Codependency is a concept that addresses the tendency for a person (the “codependent”) to be become controlled or manipulated by another person or group (the “controller”). Ironically, a codependent person will depend on the control of the other person.
Often times the controller has an addiction or some other dysfunction(s) that the codependent person is dependent on and actually needs the controller to have. Codependency can exist in marriages and other romantic relationships. It can also exist in relationships at work, between parent and child, within friendships and in community relationships.
Characteristics of the Co-Dependent
- Denial about the controlling/dependent nature of the relationship or about self-needs
- Efforts to control the other’s behavior but simultaneously needing those same behaviors to exist
- Excessive compliance based on intense desire to be needed and accepted by the other
- Low self-esteem; placing one’s self lower in importance and priority to the other; taking a martyr mentality
- Overly involved or entangled with another person
- Preoccupied with the needs, behaviors, thoughts and feelings of the other. The preoccupation goes beyond normal caretaking or reasonable self-sacrifice
Consequences and Treatment of Codependency
Unaddressed codependency can lead to other self-defeating behaviors and conditions in the codependent. Conditions often include alcoholism, addiction, eating disorders, anxiety disorders, depression and trauma. The active codependent will continue to attract or maintain dysfunctional relationships. In a work setting, codependents have a hard time leaving unhealthy or stressful jobs out of concern of abandoning coworkers or the boss but tend to get promoted less and make less money than non-codependent workers.

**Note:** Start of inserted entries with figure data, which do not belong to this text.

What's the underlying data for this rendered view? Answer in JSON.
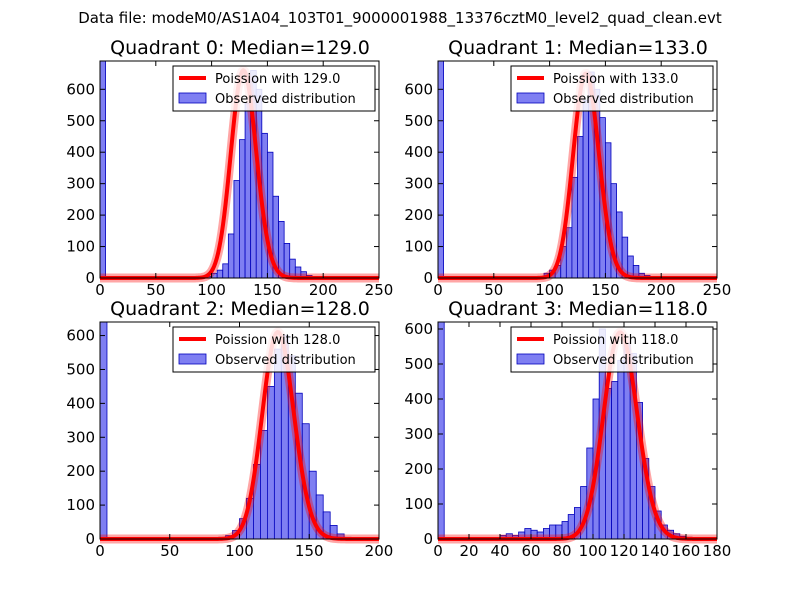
{
  "figure": {
    "suptitle": "Data file: modeM0/AS1A04_103T01_9000001988_13376cztM0_level2_quad_clean.evt"
  },
  "colors": {
    "bar_fill": "#7f7ff2",
    "bar_edge": "#0000bb",
    "fit_line": "#ff0000",
    "background": "#ffffff"
  },
  "chart_data": [
    {
      "type": "bar",
      "title": "Quadrant 0: Median=129.0",
      "xlim": [
        0,
        250
      ],
      "ylim": [
        0,
        690
      ],
      "xticks": [
        0,
        50,
        100,
        150,
        200,
        250
      ],
      "yticks": [
        0,
        100,
        200,
        300,
        400,
        500,
        600
      ],
      "legend": {
        "position": "top-right",
        "line_label": "Poission with 129.0",
        "bar_label": "Observed distribution"
      },
      "bins": {
        "start": 0,
        "width": 5
      },
      "observed": [
        690,
        0,
        0,
        0,
        0,
        0,
        0,
        0,
        0,
        0,
        0,
        0,
        0,
        0,
        0,
        0,
        0,
        0,
        2,
        5,
        15,
        25,
        45,
        140,
        310,
        440,
        555,
        660,
        600,
        460,
        400,
        260,
        180,
        110,
        60,
        35,
        20,
        8,
        4,
        2,
        1,
        0,
        0,
        0,
        0,
        0,
        0,
        0,
        0,
        0
      ],
      "poisson": {
        "mean": 129.0,
        "x_range": [
          0,
          250
        ],
        "y_max": 660
      }
    },
    {
      "type": "bar",
      "title": "Quadrant 1: Median=133.0",
      "xlim": [
        0,
        250
      ],
      "ylim": [
        0,
        690
      ],
      "xticks": [
        0,
        50,
        100,
        150,
        200,
        250
      ],
      "yticks": [
        0,
        100,
        200,
        300,
        400,
        500,
        600
      ],
      "legend": {
        "position": "top-right",
        "line_label": "Poission with 133.0",
        "bar_label": "Observed distribution"
      },
      "bins": {
        "start": 0,
        "width": 5
      },
      "observed": [
        690,
        0,
        0,
        0,
        0,
        0,
        0,
        0,
        0,
        0,
        0,
        0,
        0,
        0,
        0,
        0,
        0,
        0,
        0,
        15,
        25,
        40,
        100,
        160,
        320,
        450,
        565,
        655,
        600,
        510,
        430,
        300,
        210,
        130,
        70,
        40,
        15,
        8,
        3,
        1,
        0,
        0,
        0,
        0,
        0,
        0,
        0,
        0,
        0,
        0
      ],
      "poisson": {
        "mean": 133.0,
        "x_range": [
          0,
          250
        ],
        "y_max": 650
      }
    },
    {
      "type": "bar",
      "title": "Quadrant 2: Median=128.0",
      "xlim": [
        0,
        200
      ],
      "ylim": [
        0,
        640
      ],
      "xticks": [
        0,
        50,
        100,
        150,
        200
      ],
      "yticks": [
        0,
        100,
        200,
        300,
        400,
        500,
        600
      ],
      "legend": {
        "position": "top-right",
        "line_label": "Poission with 128.0",
        "bar_label": "Observed distribution"
      },
      "bins": {
        "start": 0,
        "width": 5
      },
      "observed": [
        640,
        0,
        0,
        0,
        0,
        0,
        0,
        0,
        0,
        0,
        0,
        0,
        0,
        0,
        0,
        0,
        3,
        5,
        10,
        25,
        60,
        120,
        220,
        320,
        450,
        560,
        600,
        540,
        430,
        340,
        200,
        130,
        80,
        40,
        15,
        5,
        2,
        0,
        0,
        0
      ],
      "poisson": {
        "mean": 128.0,
        "x_range": [
          0,
          200
        ],
        "y_max": 610
      }
    },
    {
      "type": "bar",
      "title": "Quadrant 3: Median=118.0",
      "xlim": [
        0,
        180
      ],
      "ylim": [
        0,
        620
      ],
      "xticks": [
        0,
        20,
        40,
        60,
        80,
        100,
        120,
        140,
        160,
        180
      ],
      "yticks": [
        0,
        100,
        200,
        300,
        400,
        500,
        600
      ],
      "legend": {
        "position": "top-right",
        "line_label": "Poission with 118.0",
        "bar_label": "Observed distribution"
      },
      "bins": {
        "start": 0,
        "width": 4
      },
      "observed": [
        620,
        0,
        0,
        0,
        0,
        0,
        0,
        0,
        0,
        0,
        10,
        15,
        10,
        20,
        30,
        25,
        20,
        30,
        40,
        40,
        50,
        70,
        90,
        150,
        260,
        400,
        600,
        430,
        450,
        510,
        560,
        530,
        390,
        230,
        150,
        80,
        40,
        25,
        15,
        8,
        5,
        2,
        0,
        0,
        0
      ],
      "poisson": {
        "mean": 118.0,
        "x_range": [
          0,
          180
        ],
        "y_max": 590
      }
    }
  ]
}
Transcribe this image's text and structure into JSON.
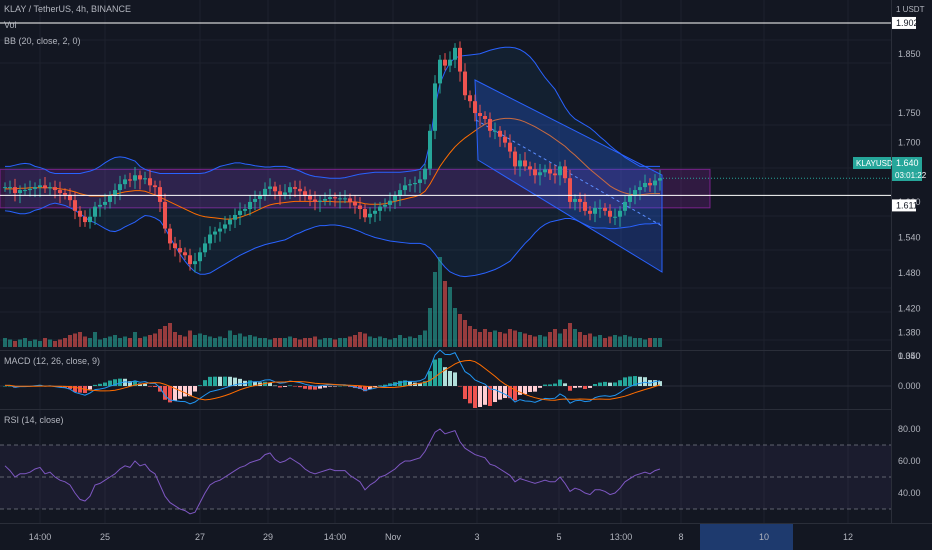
{
  "header": {
    "symbol_line": "KLAY / TetherUS, 4h, BINANCE",
    "vol_label": "Vol",
    "bb_label": "BB (20, close, 2, 0)",
    "macd_label": "MACD (12, 26, close, 9)",
    "rsi_label": "RSI (14, close)",
    "currency": "1 USDT"
  },
  "price_axis": {
    "ticks": [
      "1.850",
      "1.750",
      "1.700",
      "1.600",
      "1.540",
      "1.480",
      "1.420",
      "1.380",
      "1.340"
    ],
    "hline_high_label": "1.902",
    "hline_low_label": "1.611",
    "current_symbol": "KLAYUSDT",
    "current_price": "1.640",
    "countdown": "03:01:22"
  },
  "macd_axis": {
    "ticks": [
      "0.050",
      "0.000"
    ]
  },
  "rsi_axis": {
    "ticks": [
      "80.00",
      "60.00",
      "40.00"
    ]
  },
  "time_axis": {
    "labels": [
      "14:00",
      "25",
      "27",
      "29",
      "14:00",
      "Nov",
      "3",
      "5",
      "13:00",
      "8",
      "10",
      "12"
    ]
  },
  "colors": {
    "background": "#131722",
    "up": "#26a69a",
    "down": "#ef5350",
    "bb_band": "#2962ff",
    "bb_basis": "#ff6d00",
    "zone": "#9c27b0",
    "channel": "#2962ff",
    "rsi_line": "#7e57c2",
    "macd_line": "#2196f3",
    "signal_line": "#ff6d00"
  },
  "chart_data": {
    "type": "candlestick",
    "title": "KLAY / TetherUS, 4h, BINANCE",
    "y_range": [
      1.34,
      1.88
    ],
    "horizontal_levels": [
      1.902,
      1.611
    ],
    "support_resistance_zone": [
      1.59,
      1.655
    ],
    "close": [
      1.625,
      1.625,
      1.615,
      1.62,
      1.62,
      1.622,
      1.625,
      1.628,
      1.623,
      1.625,
      1.62,
      1.615,
      1.612,
      1.603,
      1.585,
      1.575,
      1.566,
      1.575,
      1.592,
      1.595,
      1.6,
      1.61,
      1.62,
      1.63,
      1.638,
      1.636,
      1.645,
      1.638,
      1.64,
      1.628,
      1.625,
      1.6,
      1.555,
      1.53,
      1.522,
      1.515,
      1.51,
      1.495,
      1.5,
      1.515,
      1.53,
      1.545,
      1.55,
      1.555,
      1.562,
      1.57,
      1.578,
      1.585,
      1.588,
      1.6,
      1.605,
      1.61,
      1.622,
      1.626,
      1.618,
      1.612,
      1.616,
      1.625,
      1.622,
      1.618,
      1.61,
      1.604,
      1.6,
      1.602,
      1.605,
      1.608,
      1.606,
      1.606,
      1.606,
      1.6,
      1.594,
      1.588,
      1.574,
      1.58,
      1.585,
      1.592,
      1.595,
      1.602,
      1.61,
      1.62,
      1.628,
      1.63,
      1.632,
      1.638,
      1.656,
      1.72,
      1.8,
      1.84,
      1.83,
      1.84,
      1.86,
      1.82,
      1.78,
      1.77,
      1.75,
      1.745,
      1.74,
      1.72,
      1.72,
      1.71,
      1.7,
      1.685,
      1.66,
      1.67,
      1.66,
      1.655,
      1.645,
      1.65,
      1.655,
      1.648,
      1.645,
      1.66,
      1.64,
      1.6,
      1.605,
      1.6,
      1.585,
      1.58,
      1.59,
      1.59,
      1.585,
      1.575,
      1.575,
      1.585,
      1.6,
      1.61,
      1.62,
      1.625,
      1.632,
      1.628,
      1.636,
      1.64
    ],
    "bb_upper": [
      1.66,
      1.66,
      1.662,
      1.664,
      1.665,
      1.664,
      1.66,
      1.658,
      1.655,
      1.65,
      1.648,
      1.648,
      1.648,
      1.648,
      1.648,
      1.648,
      1.65,
      1.652,
      1.655,
      1.66,
      1.666,
      1.671,
      1.675,
      1.676,
      1.675,
      1.672,
      1.669,
      1.66,
      1.655,
      1.652,
      1.65,
      1.648,
      1.648,
      1.648,
      1.648,
      1.648,
      1.648,
      1.648,
      1.648,
      1.648,
      1.649,
      1.652,
      1.656,
      1.66,
      1.662,
      1.664,
      1.666,
      1.666,
      1.664,
      1.663,
      1.661,
      1.66,
      1.659,
      1.659,
      1.66,
      1.66,
      1.66,
      1.658,
      1.655,
      1.652,
      1.648,
      1.645,
      1.643,
      1.642,
      1.641,
      1.64,
      1.64,
      1.64,
      1.641,
      1.643,
      1.645,
      1.647,
      1.648,
      1.649,
      1.65,
      1.65,
      1.65,
      1.65,
      1.65,
      1.65,
      1.651,
      1.652,
      1.653,
      1.655,
      1.665,
      1.7,
      1.76,
      1.8,
      1.82,
      1.835,
      1.843,
      1.846,
      1.847,
      1.848,
      1.849,
      1.85,
      1.853,
      1.856,
      1.858,
      1.86,
      1.861,
      1.861,
      1.86,
      1.857,
      1.852,
      1.845,
      1.835,
      1.822,
      1.81,
      1.8,
      1.79,
      1.775,
      1.76,
      1.748,
      1.74,
      1.735,
      1.73,
      1.725,
      1.718,
      1.71,
      1.703,
      1.695,
      1.688,
      1.682,
      1.675,
      1.67,
      1.665,
      1.66,
      1.66,
      1.66,
      1.66,
      1.66
    ],
    "bb_basis": [
      1.622,
      1.622,
      1.622,
      1.623,
      1.623,
      1.624,
      1.624,
      1.624,
      1.624,
      1.624,
      1.623,
      1.622,
      1.621,
      1.619,
      1.617,
      1.614,
      1.612,
      1.61,
      1.61,
      1.61,
      1.61,
      1.611,
      1.613,
      1.615,
      1.617,
      1.618,
      1.619,
      1.619,
      1.618,
      1.615,
      1.612,
      1.608,
      1.604,
      1.6,
      1.596,
      1.592,
      1.588,
      1.584,
      1.58,
      1.577,
      1.575,
      1.574,
      1.573,
      1.572,
      1.571,
      1.571,
      1.572,
      1.574,
      1.577,
      1.58,
      1.584,
      1.588,
      1.592,
      1.595,
      1.597,
      1.598,
      1.599,
      1.6,
      1.601,
      1.601,
      1.601,
      1.601,
      1.601,
      1.601,
      1.601,
      1.601,
      1.6,
      1.6,
      1.6,
      1.6,
      1.6,
      1.599,
      1.597,
      1.596,
      1.596,
      1.596,
      1.597,
      1.599,
      1.601,
      1.603,
      1.605,
      1.607,
      1.609,
      1.612,
      1.618,
      1.63,
      1.645,
      1.66,
      1.672,
      1.683,
      1.693,
      1.701,
      1.708,
      1.714,
      1.72,
      1.726,
      1.731,
      1.735,
      1.738,
      1.74,
      1.741,
      1.741,
      1.74,
      1.738,
      1.735,
      1.731,
      1.727,
      1.722,
      1.717,
      1.712,
      1.706,
      1.7,
      1.694,
      1.686,
      1.679,
      1.671,
      1.663,
      1.655,
      1.648,
      1.641,
      1.634,
      1.627,
      1.622,
      1.618,
      1.615,
      1.613,
      1.612,
      1.612,
      1.613,
      1.614,
      1.614,
      1.614
    ],
    "bb_lower": [
      1.585,
      1.584,
      1.582,
      1.58,
      1.58,
      1.582,
      1.586,
      1.588,
      1.592,
      1.596,
      1.598,
      1.596,
      1.594,
      1.59,
      1.586,
      1.58,
      1.574,
      1.568,
      1.565,
      1.56,
      1.555,
      1.551,
      1.55,
      1.553,
      1.558,
      1.562,
      1.566,
      1.572,
      1.577,
      1.576,
      1.573,
      1.568,
      1.556,
      1.54,
      1.526,
      1.512,
      1.5,
      1.49,
      1.482,
      1.478,
      1.478,
      1.48,
      1.485,
      1.49,
      1.495,
      1.5,
      1.505,
      1.51,
      1.514,
      1.518,
      1.522,
      1.525,
      1.528,
      1.53,
      1.532,
      1.534,
      1.536,
      1.54,
      1.545,
      1.548,
      1.552,
      1.555,
      1.558,
      1.56,
      1.56,
      1.561,
      1.561,
      1.56,
      1.558,
      1.556,
      1.553,
      1.55,
      1.546,
      1.543,
      1.54,
      1.538,
      1.536,
      1.534,
      1.533,
      1.532,
      1.531,
      1.53,
      1.53,
      1.53,
      1.528,
      1.522,
      1.512,
      1.5,
      1.49,
      1.482,
      1.478,
      1.475,
      1.474,
      1.475,
      1.476,
      1.478,
      1.48,
      1.483,
      1.486,
      1.49,
      1.495,
      1.5,
      1.51,
      1.52,
      1.53,
      1.538,
      1.548,
      1.556,
      1.562,
      1.566,
      1.568,
      1.57,
      1.572,
      1.572,
      1.57,
      1.566,
      1.562,
      1.558,
      1.556,
      1.556,
      1.556,
      1.555,
      1.555,
      1.556,
      1.557,
      1.558,
      1.56,
      1.562,
      1.563,
      1.563,
      1.564,
      1.564
    ],
    "volume_relative": [
      0.3,
      0.25,
      0.2,
      0.25,
      0.3,
      0.2,
      0.25,
      0.2,
      0.3,
      0.25,
      0.2,
      0.25,
      0.3,
      0.4,
      0.45,
      0.5,
      0.35,
      0.3,
      0.5,
      0.25,
      0.3,
      0.35,
      0.4,
      0.3,
      0.35,
      0.3,
      0.5,
      0.3,
      0.35,
      0.4,
      0.45,
      0.6,
      0.7,
      0.8,
      0.5,
      0.4,
      0.35,
      0.55,
      0.4,
      0.45,
      0.4,
      0.35,
      0.3,
      0.35,
      0.3,
      0.55,
      0.4,
      0.45,
      0.35,
      0.4,
      0.35,
      0.3,
      0.3,
      0.25,
      0.3,
      0.3,
      0.3,
      0.35,
      0.3,
      0.25,
      0.3,
      0.3,
      0.35,
      0.25,
      0.3,
      0.3,
      0.25,
      0.3,
      0.3,
      0.35,
      0.4,
      0.5,
      0.45,
      0.35,
      0.3,
      0.35,
      0.3,
      0.25,
      0.3,
      0.4,
      0.3,
      0.35,
      0.3,
      0.4,
      0.55,
      1.3,
      2.5,
      3.0,
      2.2,
      2.0,
      1.3,
      1.1,
      0.9,
      0.7,
      0.6,
      0.5,
      0.6,
      0.5,
      0.55,
      0.5,
      0.45,
      0.6,
      0.55,
      0.5,
      0.45,
      0.4,
      0.35,
      0.4,
      0.35,
      0.5,
      0.6,
      0.45,
      0.6,
      0.8,
      0.6,
      0.5,
      0.4,
      0.45,
      0.35,
      0.4,
      0.3,
      0.35,
      0.4,
      0.35,
      0.4,
      0.35,
      0.3,
      0.3,
      0.25,
      0.3,
      0.3,
      0.3,
      0.3,
      0.25
    ],
    "rsi": [
      57,
      54,
      50,
      52,
      52,
      53,
      55,
      56,
      52,
      53,
      50,
      48,
      47,
      45,
      40,
      36,
      35,
      38,
      45,
      46,
      48,
      50,
      52,
      55,
      57,
      56,
      60,
      57,
      58,
      54,
      52,
      45,
      38,
      34,
      32,
      30,
      29,
      27,
      28,
      34,
      40,
      45,
      47,
      48,
      50,
      52,
      54,
      56,
      57,
      59,
      60,
      61,
      64,
      65,
      61,
      59,
      60,
      62,
      60,
      58,
      55,
      53,
      52,
      53,
      54,
      55,
      54,
      54,
      54,
      51,
      49,
      47,
      42,
      45,
      47,
      50,
      51,
      53,
      55,
      58,
      60,
      60,
      61,
      62,
      66,
      72,
      78,
      80,
      77,
      78,
      79,
      72,
      68,
      66,
      64,
      63,
      62,
      58,
      57,
      55,
      53,
      51,
      47,
      49,
      48,
      47,
      46,
      47,
      48,
      47,
      47,
      50,
      46,
      41,
      43,
      42,
      40,
      39,
      42,
      42,
      41,
      39,
      40,
      43,
      47,
      49,
      51,
      52,
      53,
      52,
      54,
      55
    ]
  }
}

Treatments for codependency include:
- Psychotherapy
- Medications as needed
- Support groups such as Co-Dependents Anonymous, Al-Anon and/or Adult Children of Alcoholics
- Family therapy
- Self-education
Sometimes someone recovering from codependency will have a hard time finding balance. The person might become aggressive, selfish, develop a victim mentality and/or become passive-aggressive. With continued treatment, the person will learn how to use assertiveness appropriately so that aggression is no longer necessary. The person will learn to be caring without putting himself second. A sense of empowerment will eventually develop and the person will become in charge of his own life without the need for another to control it. Someone who has recovered from codependency will not tolerate manipulation or abusive relationships for himself.
Professional Arguments
Some professionals believe that the diagnosis of codependency is overused. Or that codependency is not necessarily a disorder; it is simply a healthy personality trait that is taken too far. They believe that learning boundaries and assertiveness skills would help alleviate the problem. In some people or families where no clinical disorders exist among the family members, the characteristics or behaviors of codependency have positive effects on the family system.